Senior Orations: Meredith Browne
February 26th, 2013
We continue to feature our top ten submissions in Senior Orations. Today we hear the thoughts of Meredith Browne.
Service Done Right
While attending a meeting to prepare for the Volunteer Service Corps trip to Kolkata, India, we discussed our own personal philosophy of service. I was surprised to find out how greatly everyone’s ideas differed. This led me to more deeply consider what service to others is, since it seems to be so subjective. What does it mean to go to a university whose motto is, “Pro Humanitate?” Is there a right kind of service? Why do we travel thousands of miles to help others when Winston-Salem has some of the hungriest children in the nation?
Serving others has always been an important aspect of my life. From middle school on, I was required to do a certain amount of service for the organizations to which I belonged. This is not to say that I did not understand the value of helping others, but it was always mandatory. When I came to Wake, however, no one was telling me I had to volunteer. Instead, I became aware of the importance of Pro Humanitate to our school, and was overwhelmed with all the activities on campus that fulfilled this motto. Although I understood the importance of Pro Humanitate, I did not reflect on why this was our motto. Perhaps to go to Wake Forest is it not only a call to do all one can for humanity, but it should also be a call to question why we serve.
The simple definition of service is an exchange involving two parties: those who are offering their time or goods and those who are receiving them. This broad definition leaves room for interpretation and frankly, recklessness and self-satisfaction. Although most service is initiated with good intentions, good intentions can soon be lost by a lack of empathy for those being served and a lack of preparation for the work being done. I experienced this important difference when I traveled to Nicaragua with Wake Forest this past summer to learn about global health and communication. We prepared for our trip for on campus before travelling to Nicaragua for three weeks of service learning. Before going, we learned of the history and culture of Nicaragua and about about AMOS, the organization with which we would be working. AMOS improves the health of impoverished communities by working alongside the community. One important distinction of this organization is that the community must first come to AMOS asking for assistance. To me, this is an example of “service done right.” There is a need in these communities yet there is no sense of superiority from AMOS because they have the resources to help.
When flying into Nicaragua, I was struck by all the volunteer organizations in the airport. I spotted one group of young volunteers wearing matching shirts that said, “Save Nicaragua!” I shudder to think about the friends I made there and what they would think if they saw those shirts. Whether it refers to a religious or economic “saving,” this phrase implies the rescue of an entire “lost” nation, not a partnership with individuals, which is so essential to service. I reflect on my friend, 60-year-old Gerarito, who guided me to different houses in his community so we could check on the efficiency of their water filters. The pride he had in his farming community was evident as he led me from house to house. I think he, and the rest of the people I encountered there, would agree with Lilla Watson, an Australian activist, “If you have come to help me, you are wasting your time. But if you have come because your liberation is bound up with mine, then let us work together.” Yes, service is about giving help but it is also more than that; serving is about the liberation of both parties. Perhaps some Nicaraguans need to be liberated from poverty and a lack of health care, but from what do we as North Americans need to be liberated? Maybe we as traveling volunteers need to be freed from our own preconceived notions about the world around us.
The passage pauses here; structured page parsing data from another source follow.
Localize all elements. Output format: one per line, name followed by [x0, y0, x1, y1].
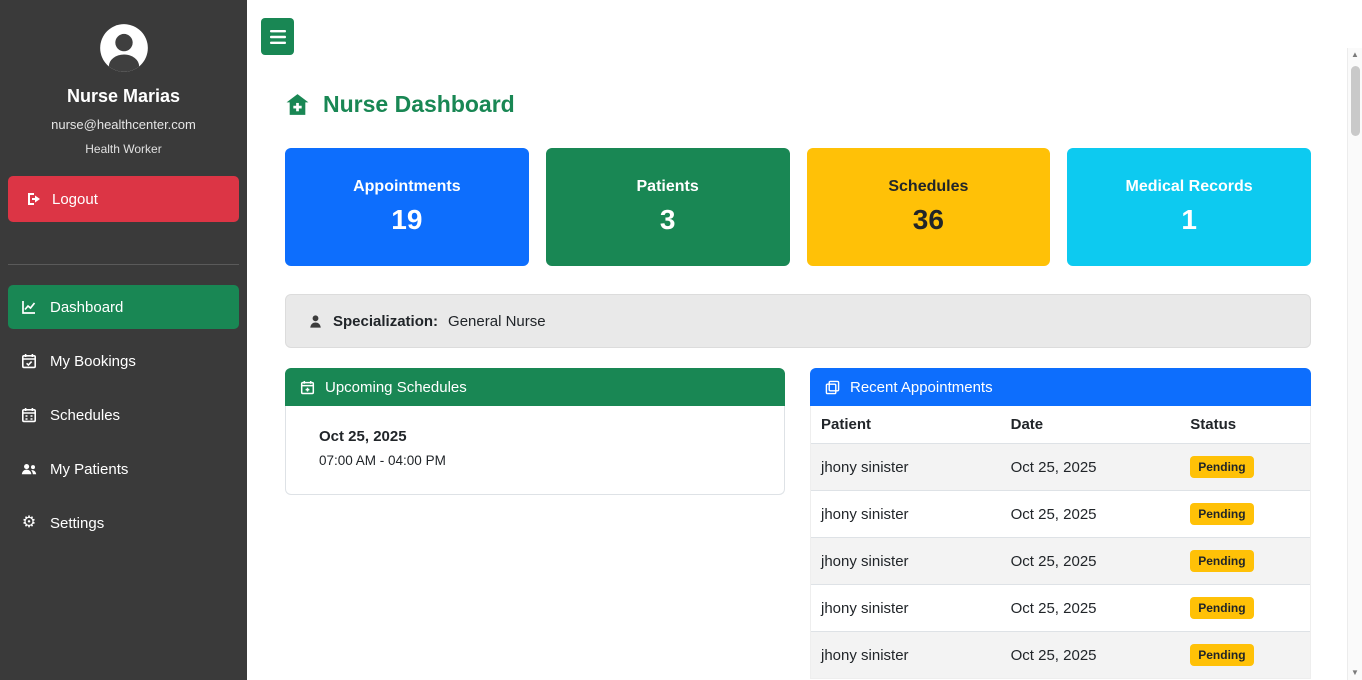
- vertical-scrollbar[interactable]: ▲ ▼: [1347, 48, 1362, 680]
- table-header-row: Patient Date Status: [811, 406, 1310, 444]
- status-badge: Pending: [1190, 550, 1253, 572]
- chart-line-icon: [20, 299, 38, 315]
- main-area: Nurse Dashboard Appointments 19 Patients…: [247, 0, 1362, 680]
- column-header-patient: Patient: [811, 406, 1001, 444]
- table-row: jhony sinister Oct 25, 2025 Pending: [811, 585, 1310, 632]
- column-header-date: Date: [1001, 406, 1181, 444]
- sidebar-divider: [8, 264, 239, 265]
- column-header-status: Status: [1180, 406, 1310, 444]
- sidebar-item-label: My Bookings: [50, 353, 136, 370]
- sidebar-item-label: Dashboard: [50, 299, 123, 316]
- schedule-entry: Oct 25, 2025 07:00 AM - 04:00 PM: [285, 406, 785, 495]
- user-name: Nurse Marias: [0, 86, 247, 107]
- table-row: jhony sinister Oct 25, 2025 Pending: [811, 491, 1310, 538]
- status-badge: Pending: [1190, 644, 1253, 666]
- stat-cards: Appointments 19 Patients 3 Schedules 36 …: [285, 148, 1311, 266]
- stat-value: 36: [913, 204, 944, 236]
- avatar: [98, 22, 150, 74]
- specialization-bar: Specialization: General Nurse: [285, 294, 1311, 348]
- sidebar-item-label: Settings: [50, 515, 104, 532]
- sidebar-nav: Dashboard My Bookings: [0, 285, 247, 555]
- stat-value: 1: [1181, 204, 1197, 236]
- gear-icon: ⚙: [20, 515, 38, 531]
- stat-card-patients: Patients 3: [546, 148, 790, 266]
- logout-button[interactable]: Logout: [8, 176, 239, 222]
- user-role: Health Worker: [0, 142, 247, 156]
- stat-label: Patients: [637, 178, 699, 196]
- stat-label: Medical Records: [1126, 178, 1253, 196]
- page-title-text: Nurse Dashboard: [323, 91, 515, 118]
- stat-label: Appointments: [353, 178, 461, 196]
- hamburger-icon: [270, 30, 286, 44]
- cell-patient: jhony sinister: [811, 538, 1001, 585]
- user-email: nurse@healthcenter.com: [0, 117, 247, 132]
- stat-value: 3: [660, 204, 676, 236]
- stat-value: 19: [391, 204, 422, 236]
- calendar-plus-icon: [300, 380, 315, 395]
- scroll-down-arrow[interactable]: ▼: [1351, 666, 1359, 680]
- schedule-time: 07:00 AM - 04:00 PM: [319, 453, 751, 468]
- stat-card-schedules: Schedules 36: [807, 148, 1051, 266]
- cell-date: Oct 25, 2025: [1001, 538, 1181, 585]
- calendar-icon: [20, 407, 38, 423]
- id-card-icon: [825, 380, 840, 395]
- logout-icon: [26, 191, 42, 207]
- panel-title: Recent Appointments: [850, 379, 993, 396]
- upcoming-schedules-header: Upcoming Schedules: [285, 368, 785, 406]
- recent-appointments-header: Recent Appointments: [810, 368, 1311, 406]
- cell-patient: jhony sinister: [811, 585, 1001, 632]
- cell-date: Oct 25, 2025: [1001, 585, 1181, 632]
- recent-appointments-panel: Recent Appointments Patient Date Status: [810, 368, 1311, 679]
- cell-patient: jhony sinister: [811, 632, 1001, 679]
- page-title: Nurse Dashboard: [285, 91, 1311, 118]
- cell-date: Oct 25, 2025: [1001, 491, 1181, 538]
- app-root: Nurse Marias nurse@healthcenter.com Heal…: [0, 0, 1362, 680]
- panel-title: Upcoming Schedules: [325, 379, 467, 396]
- upcoming-schedules-panel: Upcoming Schedules Oct 25, 2025 07:00 AM…: [285, 368, 785, 495]
- clinic-icon: [285, 92, 310, 117]
- menu-toggle-button[interactable]: [261, 18, 294, 55]
- appointments-table: Patient Date Status jhony sinister Oct 2…: [810, 406, 1311, 679]
- logout-label: Logout: [52, 191, 98, 208]
- table-row: jhony sinister Oct 25, 2025 Pending: [811, 538, 1310, 585]
- user-profile: Nurse Marias nurse@healthcenter.com Heal…: [0, 0, 247, 156]
- users-icon: [20, 461, 38, 477]
- stat-card-appointments: Appointments 19: [285, 148, 529, 266]
- scroll-up-arrow[interactable]: ▲: [1351, 48, 1359, 62]
- sidebar-item-my-bookings[interactable]: My Bookings: [8, 339, 239, 383]
- schedule-date: Oct 25, 2025: [319, 428, 751, 445]
- dashboard-content: Nurse Dashboard Appointments 19 Patients…: [247, 91, 1362, 679]
- topbar: [247, 0, 1362, 55]
- sidebar-item-schedules[interactable]: Schedules: [8, 393, 239, 437]
- cell-patient: jhony sinister: [811, 491, 1001, 538]
- table-row: jhony sinister Oct 25, 2025 Pending: [811, 632, 1310, 679]
- sidebar-item-my-patients[interactable]: My Patients: [8, 447, 239, 491]
- sidebar-item-settings[interactable]: ⚙ Settings: [8, 501, 239, 545]
- cell-date: Oct 25, 2025: [1001, 632, 1181, 679]
- status-badge: Pending: [1190, 597, 1253, 619]
- table-row: jhony sinister Oct 25, 2025 Pending: [811, 444, 1310, 491]
- status-badge: Pending: [1190, 503, 1253, 525]
- sidebar: Nurse Marias nurse@healthcenter.com Heal…: [0, 0, 247, 680]
- nurse-icon: [308, 314, 323, 329]
- calendar-check-icon: [20, 353, 38, 369]
- sidebar-item-label: My Patients: [50, 461, 128, 478]
- stat-card-medical-records: Medical Records 1: [1067, 148, 1311, 266]
- sidebar-item-label: Schedules: [50, 407, 120, 424]
- status-badge: Pending: [1190, 456, 1253, 478]
- specialization-label: Specialization:: [333, 313, 438, 330]
- stat-label: Schedules: [888, 178, 968, 196]
- cell-patient: jhony sinister: [811, 444, 1001, 491]
- scrollbar-thumb[interactable]: [1351, 66, 1360, 136]
- sidebar-item-dashboard[interactable]: Dashboard: [8, 285, 239, 329]
- specialization-value: General Nurse: [448, 313, 546, 330]
- cell-date: Oct 25, 2025: [1001, 444, 1181, 491]
- panels-row: Upcoming Schedules Oct 25, 2025 07:00 AM…: [285, 368, 1311, 679]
While preparing for my trips to Nicaragua and to India, I was bothered by the fact that the cost of my plane ticket could feed hungry children in Winston-Salem. I asked myself, “Am I even going to really help anyone, or is this just a selfish fulfillment of my own desire to travel?” The answer to this question is neither simple nor easy. Yes, international service may partially be a selfish desire to see the world. But more importantly, it is a way for us as members of the Wake Forest family to demonstrate that we care for the welfare of those in other countries as well as those at home. It is vital for us to see the world and to serve it, and then to come home as more empathetic individuals and continue to help those here.
International service must be coupled with thoughtful preparation and reflection upon our motives. The reasons we as individuals decide to serve others either locally or internationally, are personal and complex. Some say service is an attempt at self-gratification. I think, however, the answer may be quite simple and innate in many of us. Essentially, we participate in service because we are created to love our fellow humans. At our best, we want the best for each other. We may serve differently with our individual gifts, but if what we have to give is not done with sensitivity and love, it can be worthless and even harmful. Thank you, Wake Forest, for not only giving me so many opportunities to serve, but for guiding me to think critically about the meaning of service.